Look at the quick crash and burn experienced by United Airlines as an example. The impact of a passenger’s video of police forcibly ejecting a passenger from a crowded airplane and dragging him down the aisle was immediately viral. The reactions led to one revised statement after another by the United CEO reckoning with the fact that the reaction was dropping the company’s stock price forcing him to acknowledge that no passenger should ever be treated this way and promising to never use law enforcement to handle such situations in aircraft again. The company became the face of brutality on the internet.   One picture showed passengers inside a United plane with most of them wearing helmets. Another joke circulated that United was now specializing in its role as “first in Chinese takeout.” Corporate apologists commented on how the airline industry had become a kleptocracy where customer service was no longer a factor.
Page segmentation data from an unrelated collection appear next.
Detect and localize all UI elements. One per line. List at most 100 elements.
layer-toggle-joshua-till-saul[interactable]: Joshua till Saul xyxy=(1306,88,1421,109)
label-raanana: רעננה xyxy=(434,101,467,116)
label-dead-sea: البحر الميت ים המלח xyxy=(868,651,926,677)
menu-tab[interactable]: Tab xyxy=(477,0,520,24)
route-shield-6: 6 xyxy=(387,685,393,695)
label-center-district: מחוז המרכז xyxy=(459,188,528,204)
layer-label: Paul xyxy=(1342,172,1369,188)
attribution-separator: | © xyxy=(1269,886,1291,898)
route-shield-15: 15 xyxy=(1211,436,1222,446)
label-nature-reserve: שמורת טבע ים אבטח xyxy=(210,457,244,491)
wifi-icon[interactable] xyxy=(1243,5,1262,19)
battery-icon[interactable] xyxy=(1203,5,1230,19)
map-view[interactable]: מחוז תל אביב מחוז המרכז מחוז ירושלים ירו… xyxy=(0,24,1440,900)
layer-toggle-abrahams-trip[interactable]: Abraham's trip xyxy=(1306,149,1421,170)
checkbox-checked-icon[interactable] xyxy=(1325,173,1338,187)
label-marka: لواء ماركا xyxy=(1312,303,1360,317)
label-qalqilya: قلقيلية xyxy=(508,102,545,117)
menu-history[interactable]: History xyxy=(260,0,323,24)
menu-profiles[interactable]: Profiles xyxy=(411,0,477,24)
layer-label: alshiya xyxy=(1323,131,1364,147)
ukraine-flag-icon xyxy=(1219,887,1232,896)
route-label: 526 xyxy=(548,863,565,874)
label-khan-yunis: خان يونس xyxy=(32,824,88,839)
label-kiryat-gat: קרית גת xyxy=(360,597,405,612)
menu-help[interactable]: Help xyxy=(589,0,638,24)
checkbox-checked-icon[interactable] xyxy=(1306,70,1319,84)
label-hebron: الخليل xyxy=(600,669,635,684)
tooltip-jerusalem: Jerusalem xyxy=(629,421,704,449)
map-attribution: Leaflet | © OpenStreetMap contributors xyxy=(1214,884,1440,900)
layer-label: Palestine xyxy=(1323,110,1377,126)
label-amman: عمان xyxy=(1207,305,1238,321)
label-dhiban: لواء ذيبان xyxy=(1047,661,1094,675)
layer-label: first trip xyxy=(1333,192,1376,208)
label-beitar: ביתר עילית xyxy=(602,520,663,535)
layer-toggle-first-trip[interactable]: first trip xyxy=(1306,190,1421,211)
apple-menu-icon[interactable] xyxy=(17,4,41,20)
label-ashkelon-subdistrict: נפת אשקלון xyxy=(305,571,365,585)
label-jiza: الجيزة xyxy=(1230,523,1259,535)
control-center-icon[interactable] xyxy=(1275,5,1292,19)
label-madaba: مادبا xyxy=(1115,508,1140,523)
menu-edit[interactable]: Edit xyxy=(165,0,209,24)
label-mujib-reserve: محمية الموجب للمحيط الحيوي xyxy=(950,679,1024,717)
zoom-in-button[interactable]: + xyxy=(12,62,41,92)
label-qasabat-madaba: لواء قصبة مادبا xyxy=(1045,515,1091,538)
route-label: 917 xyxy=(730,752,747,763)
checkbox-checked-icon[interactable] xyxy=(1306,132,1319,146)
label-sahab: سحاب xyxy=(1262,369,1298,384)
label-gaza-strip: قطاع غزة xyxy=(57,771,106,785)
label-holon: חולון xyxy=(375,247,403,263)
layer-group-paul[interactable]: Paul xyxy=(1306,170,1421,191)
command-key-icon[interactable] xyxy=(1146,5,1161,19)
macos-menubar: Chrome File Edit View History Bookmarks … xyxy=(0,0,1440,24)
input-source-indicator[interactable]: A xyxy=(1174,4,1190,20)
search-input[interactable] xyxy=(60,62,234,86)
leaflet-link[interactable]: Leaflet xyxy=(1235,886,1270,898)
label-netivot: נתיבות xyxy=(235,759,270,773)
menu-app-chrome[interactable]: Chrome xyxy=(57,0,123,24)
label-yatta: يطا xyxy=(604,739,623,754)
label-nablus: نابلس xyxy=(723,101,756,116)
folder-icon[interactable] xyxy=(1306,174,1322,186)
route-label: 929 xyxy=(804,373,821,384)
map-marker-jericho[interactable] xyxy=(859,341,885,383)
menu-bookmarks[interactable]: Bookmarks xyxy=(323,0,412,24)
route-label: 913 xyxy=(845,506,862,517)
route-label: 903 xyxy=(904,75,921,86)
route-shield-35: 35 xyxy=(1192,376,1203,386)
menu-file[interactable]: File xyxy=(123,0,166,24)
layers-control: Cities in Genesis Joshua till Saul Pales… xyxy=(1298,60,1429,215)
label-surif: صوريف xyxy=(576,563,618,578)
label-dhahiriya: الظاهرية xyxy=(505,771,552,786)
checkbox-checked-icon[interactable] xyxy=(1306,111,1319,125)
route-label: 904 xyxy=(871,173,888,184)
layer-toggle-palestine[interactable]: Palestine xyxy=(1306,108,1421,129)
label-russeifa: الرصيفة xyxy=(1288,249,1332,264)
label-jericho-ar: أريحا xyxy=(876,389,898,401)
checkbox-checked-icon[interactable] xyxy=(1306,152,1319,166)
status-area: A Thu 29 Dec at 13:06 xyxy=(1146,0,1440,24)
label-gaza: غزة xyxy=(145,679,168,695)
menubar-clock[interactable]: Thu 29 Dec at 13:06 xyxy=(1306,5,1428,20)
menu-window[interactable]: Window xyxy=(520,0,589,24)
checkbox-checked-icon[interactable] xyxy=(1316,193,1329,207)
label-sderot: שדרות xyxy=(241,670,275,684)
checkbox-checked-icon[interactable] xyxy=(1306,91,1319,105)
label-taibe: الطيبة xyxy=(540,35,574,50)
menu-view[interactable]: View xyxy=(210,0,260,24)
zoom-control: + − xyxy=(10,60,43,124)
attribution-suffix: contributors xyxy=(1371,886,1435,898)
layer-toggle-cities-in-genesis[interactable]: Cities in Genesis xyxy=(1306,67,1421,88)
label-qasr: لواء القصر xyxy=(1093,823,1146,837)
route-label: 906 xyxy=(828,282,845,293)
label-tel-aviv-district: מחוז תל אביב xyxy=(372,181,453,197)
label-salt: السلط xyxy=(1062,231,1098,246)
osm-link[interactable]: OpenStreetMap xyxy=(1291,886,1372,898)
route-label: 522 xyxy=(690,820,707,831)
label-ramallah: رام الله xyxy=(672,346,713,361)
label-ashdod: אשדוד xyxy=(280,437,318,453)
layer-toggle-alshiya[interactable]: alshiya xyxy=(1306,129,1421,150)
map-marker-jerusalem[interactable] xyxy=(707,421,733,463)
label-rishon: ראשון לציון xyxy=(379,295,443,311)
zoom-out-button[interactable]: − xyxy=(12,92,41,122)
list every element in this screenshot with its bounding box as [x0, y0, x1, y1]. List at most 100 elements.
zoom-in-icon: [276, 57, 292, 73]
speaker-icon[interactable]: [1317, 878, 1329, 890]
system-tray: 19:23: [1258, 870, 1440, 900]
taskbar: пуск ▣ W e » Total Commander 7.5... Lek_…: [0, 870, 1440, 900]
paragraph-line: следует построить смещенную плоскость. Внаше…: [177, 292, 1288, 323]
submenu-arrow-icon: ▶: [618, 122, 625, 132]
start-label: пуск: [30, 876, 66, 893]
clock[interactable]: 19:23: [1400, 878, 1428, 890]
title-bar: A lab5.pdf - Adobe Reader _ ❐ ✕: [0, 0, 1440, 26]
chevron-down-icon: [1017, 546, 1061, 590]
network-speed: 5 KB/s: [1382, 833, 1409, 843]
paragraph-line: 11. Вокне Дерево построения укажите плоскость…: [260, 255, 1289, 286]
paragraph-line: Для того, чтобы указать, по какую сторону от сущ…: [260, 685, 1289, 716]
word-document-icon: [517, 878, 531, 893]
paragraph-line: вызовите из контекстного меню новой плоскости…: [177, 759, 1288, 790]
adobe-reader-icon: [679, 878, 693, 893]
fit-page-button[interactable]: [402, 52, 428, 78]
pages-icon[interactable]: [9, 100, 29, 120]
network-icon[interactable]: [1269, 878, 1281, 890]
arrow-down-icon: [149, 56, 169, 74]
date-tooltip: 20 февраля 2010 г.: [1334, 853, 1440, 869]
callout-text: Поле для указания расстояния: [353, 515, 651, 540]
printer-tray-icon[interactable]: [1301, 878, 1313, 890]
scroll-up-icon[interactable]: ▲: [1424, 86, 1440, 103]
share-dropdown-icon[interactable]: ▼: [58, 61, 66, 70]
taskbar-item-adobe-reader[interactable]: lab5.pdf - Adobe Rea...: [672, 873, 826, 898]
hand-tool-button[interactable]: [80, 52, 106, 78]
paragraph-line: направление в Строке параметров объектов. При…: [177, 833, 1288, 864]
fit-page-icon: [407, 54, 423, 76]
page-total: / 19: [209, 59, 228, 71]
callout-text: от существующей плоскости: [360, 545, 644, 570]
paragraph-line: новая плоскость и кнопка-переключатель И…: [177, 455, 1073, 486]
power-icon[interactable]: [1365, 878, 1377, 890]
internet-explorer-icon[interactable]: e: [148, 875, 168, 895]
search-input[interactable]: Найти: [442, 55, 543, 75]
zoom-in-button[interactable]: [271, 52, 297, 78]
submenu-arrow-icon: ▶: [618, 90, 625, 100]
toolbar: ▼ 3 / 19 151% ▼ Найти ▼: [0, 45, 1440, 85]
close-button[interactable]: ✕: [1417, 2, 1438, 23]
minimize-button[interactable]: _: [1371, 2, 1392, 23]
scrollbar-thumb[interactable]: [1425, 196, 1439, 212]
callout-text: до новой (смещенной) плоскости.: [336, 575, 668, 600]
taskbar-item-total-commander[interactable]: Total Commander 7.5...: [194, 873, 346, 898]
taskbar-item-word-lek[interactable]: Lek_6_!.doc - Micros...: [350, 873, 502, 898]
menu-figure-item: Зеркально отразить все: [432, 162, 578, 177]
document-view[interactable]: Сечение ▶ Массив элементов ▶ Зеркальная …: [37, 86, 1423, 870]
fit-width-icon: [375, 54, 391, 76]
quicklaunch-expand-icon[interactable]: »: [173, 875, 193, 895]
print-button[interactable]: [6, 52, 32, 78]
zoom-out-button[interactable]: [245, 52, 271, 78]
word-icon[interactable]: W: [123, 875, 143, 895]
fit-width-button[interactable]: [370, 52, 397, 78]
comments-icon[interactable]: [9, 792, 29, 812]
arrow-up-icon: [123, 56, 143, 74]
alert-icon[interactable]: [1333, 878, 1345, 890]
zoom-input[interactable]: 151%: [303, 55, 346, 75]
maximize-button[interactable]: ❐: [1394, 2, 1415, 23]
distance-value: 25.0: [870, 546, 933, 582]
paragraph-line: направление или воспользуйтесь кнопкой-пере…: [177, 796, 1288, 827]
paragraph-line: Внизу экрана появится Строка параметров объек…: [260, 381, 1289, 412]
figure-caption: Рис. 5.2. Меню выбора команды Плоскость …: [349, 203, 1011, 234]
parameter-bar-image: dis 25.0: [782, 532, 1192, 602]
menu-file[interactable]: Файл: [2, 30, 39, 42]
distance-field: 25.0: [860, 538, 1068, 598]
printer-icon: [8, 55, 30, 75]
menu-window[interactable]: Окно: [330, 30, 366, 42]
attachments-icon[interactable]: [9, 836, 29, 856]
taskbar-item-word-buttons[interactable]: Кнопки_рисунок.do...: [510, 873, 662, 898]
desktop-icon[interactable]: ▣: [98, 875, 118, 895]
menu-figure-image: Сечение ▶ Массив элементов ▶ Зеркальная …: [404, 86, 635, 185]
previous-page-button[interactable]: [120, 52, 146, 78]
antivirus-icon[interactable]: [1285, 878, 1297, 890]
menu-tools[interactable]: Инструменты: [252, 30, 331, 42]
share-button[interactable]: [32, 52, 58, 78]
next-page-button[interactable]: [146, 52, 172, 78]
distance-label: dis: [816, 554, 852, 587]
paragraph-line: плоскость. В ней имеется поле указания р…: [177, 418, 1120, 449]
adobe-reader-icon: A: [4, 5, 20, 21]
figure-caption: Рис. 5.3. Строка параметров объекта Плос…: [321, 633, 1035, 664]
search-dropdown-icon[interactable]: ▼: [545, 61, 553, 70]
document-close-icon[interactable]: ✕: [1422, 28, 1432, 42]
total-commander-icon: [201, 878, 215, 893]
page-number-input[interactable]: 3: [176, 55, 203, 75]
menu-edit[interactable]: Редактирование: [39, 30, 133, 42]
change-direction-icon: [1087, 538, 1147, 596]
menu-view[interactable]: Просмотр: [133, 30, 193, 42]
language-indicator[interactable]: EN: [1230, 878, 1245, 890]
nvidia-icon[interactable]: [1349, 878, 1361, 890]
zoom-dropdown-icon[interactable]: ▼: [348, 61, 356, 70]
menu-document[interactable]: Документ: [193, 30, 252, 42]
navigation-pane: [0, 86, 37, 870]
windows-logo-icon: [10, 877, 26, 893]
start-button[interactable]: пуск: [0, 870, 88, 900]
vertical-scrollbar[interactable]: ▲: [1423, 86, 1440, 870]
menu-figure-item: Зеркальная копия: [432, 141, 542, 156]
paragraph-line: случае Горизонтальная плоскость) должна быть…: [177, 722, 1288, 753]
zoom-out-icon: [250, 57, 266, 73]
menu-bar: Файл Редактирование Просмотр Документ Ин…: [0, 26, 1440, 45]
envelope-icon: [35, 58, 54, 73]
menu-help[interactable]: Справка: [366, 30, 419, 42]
Conservative economists asked why the airline didn’t keep raising the price it was offering to passengers to leave the flight until it was successful? Who wants this trouble? No company, and with 44,000 passengers bumped per year for oversold situations, it is the one where social media swarmed that made a difference.

The work of campaigning efforts like Sleeping Giants and #grabyourwallet have been extremely successful in bringing the heat on advertisers for companies with hypersensitive public profiles dependent on consumer purchases.   Breitbart News has lost advertisers from such efforts. Protests have been launched impacting Trump companies and supporter brands. Unquestionably Bill O’Reilly, a longtime Fox News rainmaker, is teetering on the edge of losing his show because the reaction has been so strong that half of his sponsors have pulled out over the paradox of his moralizing versus the $11 million in settlements for sexual harassment claims that he and Fox have paid in recent years.

Admittedly, these are thunderstorms that light up the sky, rather than permanent weather patterns. It is impossible to predict which calls for a boycott will strike lightning and create a social media storm, but the very fact that it is possible and that the clouds can move so quickly from balmy to raging is changing the corporate calculations. The drug companies withdrawal from executions in Arkansas was an example. The hypersensitivity that Trump tweets have brought to corporate America now are also part of the new environment.

Who knows what will last, but for the moment, social media has again weaponized the consumer boycott, and that’s a good thing.